Thursday, July 28, 2005

Echo And The Bunnymen-Porcupine

For a brief moment, Echo & The Bunnymen seemed poised on becoming England’s next big musical export. Then came The Smiths, but that’s another story altogether, and probably one that is more relevant to my own musical upbringing. Nonetheless, E&TB had a brief shining moment among Anglophiles here in the States and, like The Smiths, never quite fulfilled their promise.
Like I said before, The Smiths had more of an impact on me than Echo. It wasn’t until E&TB released their compilation “Songs To Learn And Sing” that I actually took notice of the band.
About a year or two later, a friend in college who remains a huge musical influence on me today, introduced me to the back catalog of Echo. I’m sure the exposure seemed tepid to him, after all he was preaching the brilliance of Sonic Youth’s “Bad Moon Rising” to me around the same time, but he did rediscover a few of the key nuances of Echo’s third release “Porcupine” after my repeated plays.
Keep in mind, I went through a huge Doors phase in middle school, so I was pretty comfortable with Ian McCulloch’s Morrison replication. But prior to the band’s 1987 single “Bedbugs & Ballyhoo” (which perfectly lifted a Doors keyboard sound) and their version of “People Are Strange” (which did nothing except overshadow the band’s original material) Echo had a stronghold on combining 60’s psychedelia with Britain’s fruitful post-punk output.
Echo’s 1987 album totally turned me off as 1.) it appeared that the band was verged on becoming hugely successful (and big no-no for me at the time) and 2.) I had fallen into the band’s creative counterpart Julian Cope.
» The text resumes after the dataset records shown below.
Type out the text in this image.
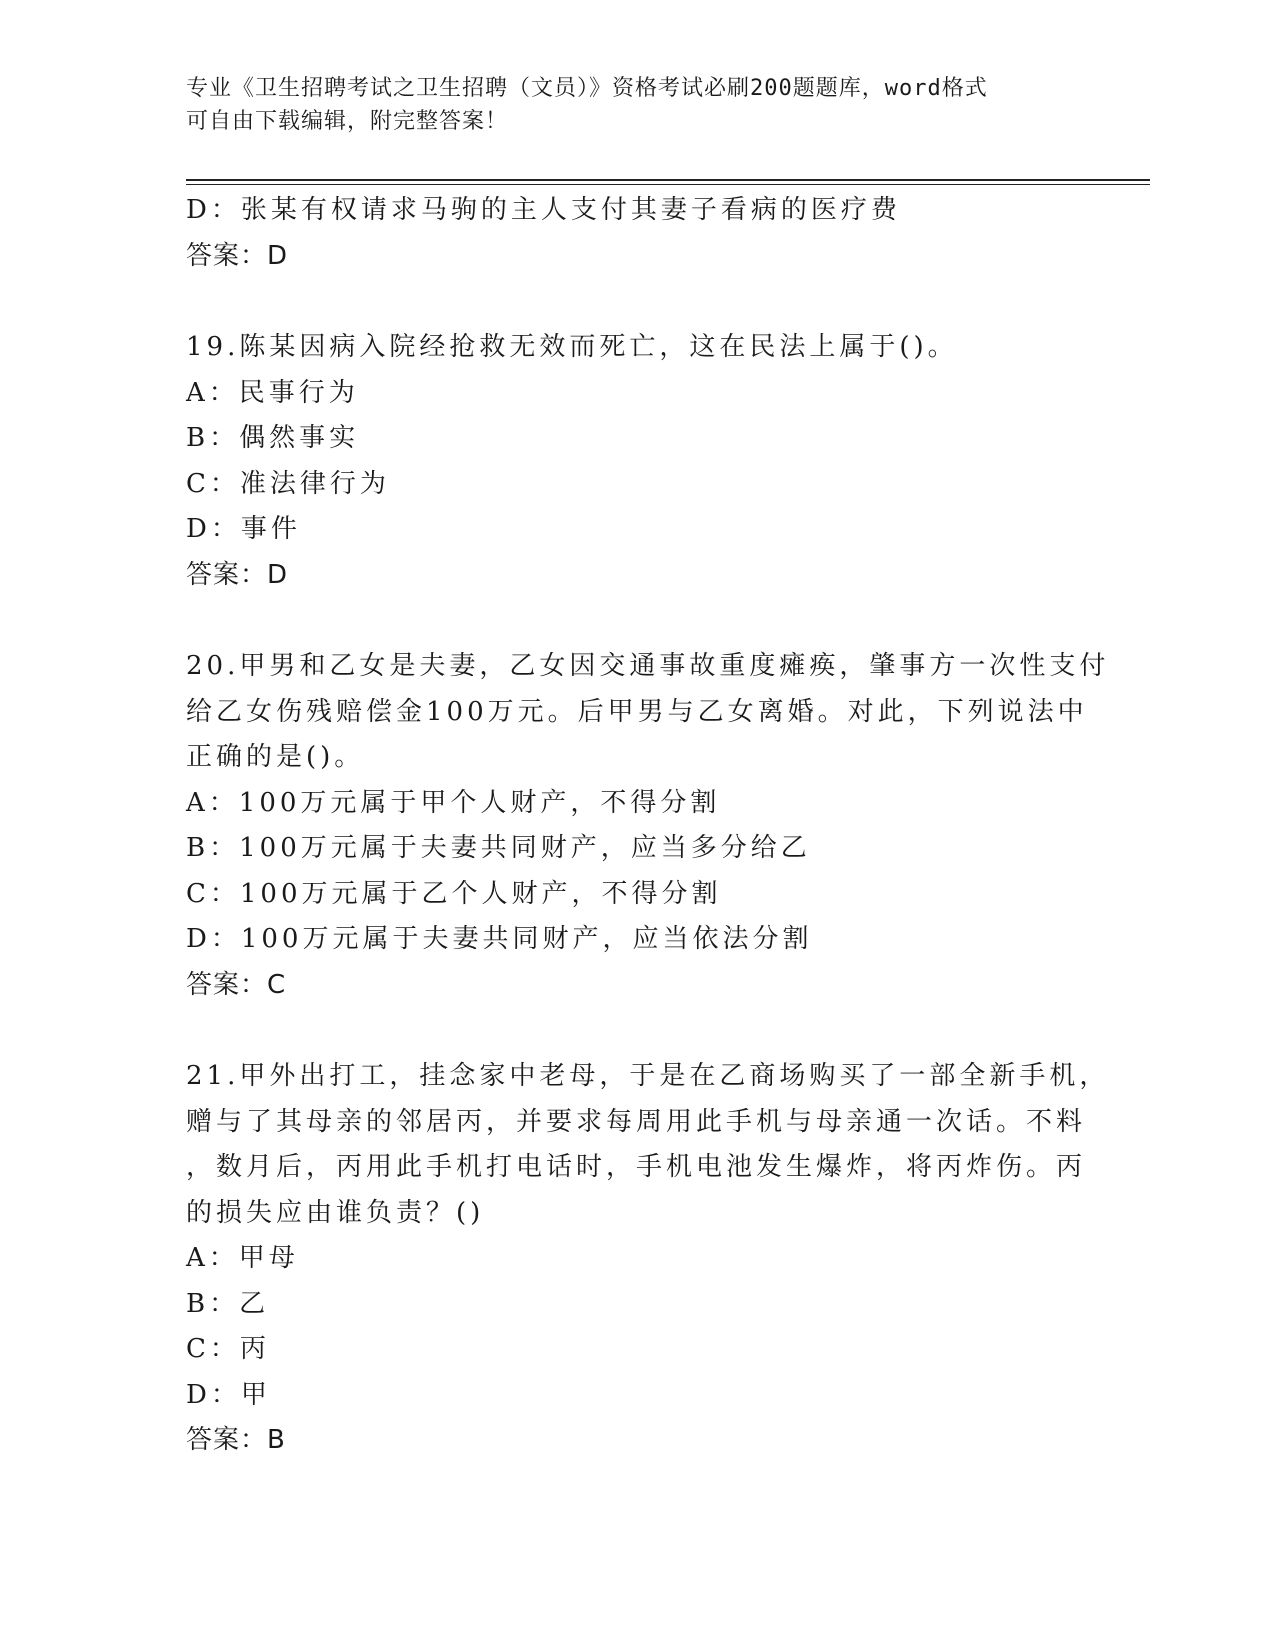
专业《卫生招聘考试之卫生招聘（文员）》资格考试必刷200题题库，word格式
可自由下载编辑，附完整答案！
D：张某有权请求马驹的主人支付其妻子看病的医疗费
答案：D
19.陈某因病入院经抢救无效而死亡，这在民法上属于()。
A：民事行为
B：偶然事实
C：准法律行为
D：事件
答案：D
20.甲男和乙女是夫妻，乙女因交通事故重度瘫痪，肇事方一次性支付
给乙女伤残赔偿金100万元。后甲男与乙女离婚。对此，下列说法中
正确的是()。
A：100万元属于甲个人财产，不得分割
B：100万元属于夫妻共同财产，应当多分给乙
C：100万元属于乙个人财产，不得分割
D：100万元属于夫妻共同财产，应当依法分割
答案：C
21.甲外出打工，挂念家中老母，于是在乙商场购买了一部全新手机，
赠与了其母亲的邻居丙，并要求每周用此手机与母亲通一次话。不料
，数月后，丙用此手机打电话时，手机电池发生爆炸，将丙炸伤。丙
的损失应由谁负责？()
A：甲母
B：乙
C：丙
D：甲
答案：B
Julian writes eloquently of the rivalry in his autobiography and I viewed his drug intake during the time as something intriguing. Of course, Mr. Cope was himself catering to the mainstream with the release of “St. Julian" and "My Nation Underground,” but I had just been exposed to his earlier material with The Teardrop Explodes and the acid-fueled solo release “Fried.” He may have followed a linear path with Echo & The Bunnymen, but to me the discovery made it fresh.
It’s been almost two decades since I’d heard “Porcupine” but Sire re-released it with nice packaging and bonus tracks. A recent surge of nostalgia prompted me to fork over full retail price for it and the luxury of hearing the album properly mastered. Listening to it again with several years removed has brought me back to the idea that maybe they were indeed the shit that Cope envied and a pretty stellar group in retrospect.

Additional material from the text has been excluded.